Given that this is a Swift language limitation I think the Algolia library should avoid declaring custom operators that clash with operators likely to be defined in client applications such as >>>.

Hi @Killectro,

Thank you for reporting this issue.
Could you provide more details about the reproduction steps:

  • The dependency manager you use in your project
  • The code snippet triggering the compilation error

I tried to create a test Swift package using the Swift API client as a dependency via SPM and the declaration of the custom operator >>> internally used in the API client haven't caused any issue.

Here is the code:

import AlgoliaSearchClient

public struct TestOperator {
  
    public init() {}
  
}

func >>> (lhs: TestOperator, rhs: TestOperator) -> TestOperator {
  return lhs
}

precedencegroup CustomPrecedence {
  lowerThan: DefaultPrecedence
  associativity: left
}

infix operator >>>: CustomPrecedence

And the test case:

import XCTest
@testable import TestOperator

final class TestOperatorTests: XCTestCase {
    func testExample() throws {
      let a = TestOperator()
      let b = TestOperator()
      let _ = a >>> b
    }
}

Hey @VladislavFitz tacos for taking a look at this! I'm on my phone at the moment but I can sketch out our setup.

We have a module that holds our operator definition called Prelude. It defines the >>> infix operator itself as well as the definition of >>> as function composition (seen here).

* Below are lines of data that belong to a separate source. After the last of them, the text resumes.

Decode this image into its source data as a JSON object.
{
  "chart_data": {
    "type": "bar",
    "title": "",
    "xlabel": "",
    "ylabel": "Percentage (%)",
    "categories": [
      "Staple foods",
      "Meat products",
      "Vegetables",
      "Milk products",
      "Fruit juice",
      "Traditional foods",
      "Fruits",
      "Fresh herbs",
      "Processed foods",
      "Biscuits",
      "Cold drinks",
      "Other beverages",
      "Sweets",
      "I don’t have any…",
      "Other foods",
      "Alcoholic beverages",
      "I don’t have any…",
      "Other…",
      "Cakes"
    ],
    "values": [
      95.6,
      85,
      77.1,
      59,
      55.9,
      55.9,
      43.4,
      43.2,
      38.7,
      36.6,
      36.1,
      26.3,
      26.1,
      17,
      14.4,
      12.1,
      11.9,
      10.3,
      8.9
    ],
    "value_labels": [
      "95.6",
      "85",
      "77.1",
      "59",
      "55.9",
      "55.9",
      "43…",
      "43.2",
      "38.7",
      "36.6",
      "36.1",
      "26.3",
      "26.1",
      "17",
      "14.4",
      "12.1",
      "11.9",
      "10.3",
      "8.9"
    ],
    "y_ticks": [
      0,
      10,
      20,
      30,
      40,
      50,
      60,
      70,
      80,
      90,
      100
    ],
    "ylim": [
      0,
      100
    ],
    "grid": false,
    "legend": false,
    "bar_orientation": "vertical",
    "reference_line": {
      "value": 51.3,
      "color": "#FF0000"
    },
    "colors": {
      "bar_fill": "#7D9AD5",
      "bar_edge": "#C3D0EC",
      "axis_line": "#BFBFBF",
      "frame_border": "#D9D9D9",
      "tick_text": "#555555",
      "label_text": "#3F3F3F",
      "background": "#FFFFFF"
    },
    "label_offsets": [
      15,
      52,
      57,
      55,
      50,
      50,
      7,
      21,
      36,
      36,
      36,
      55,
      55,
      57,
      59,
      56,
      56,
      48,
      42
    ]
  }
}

Then we have an application module that imports both Prelude and AlgoliaSearchClient and tried to compose two functions using the operator. We include Algolia via Cocoapods.

Hopefully that's enough to reproduce it!

Hi @Killectro,
Thank you for provided details.
I created a PR removing custom operator to build paths in the client. Not sure how the internal custom operator declaration leaks outside of the module, anyway it worth refactoring πŸ™‚
Could you test your project with refactor/paths branch to confirm that the issue is resolved?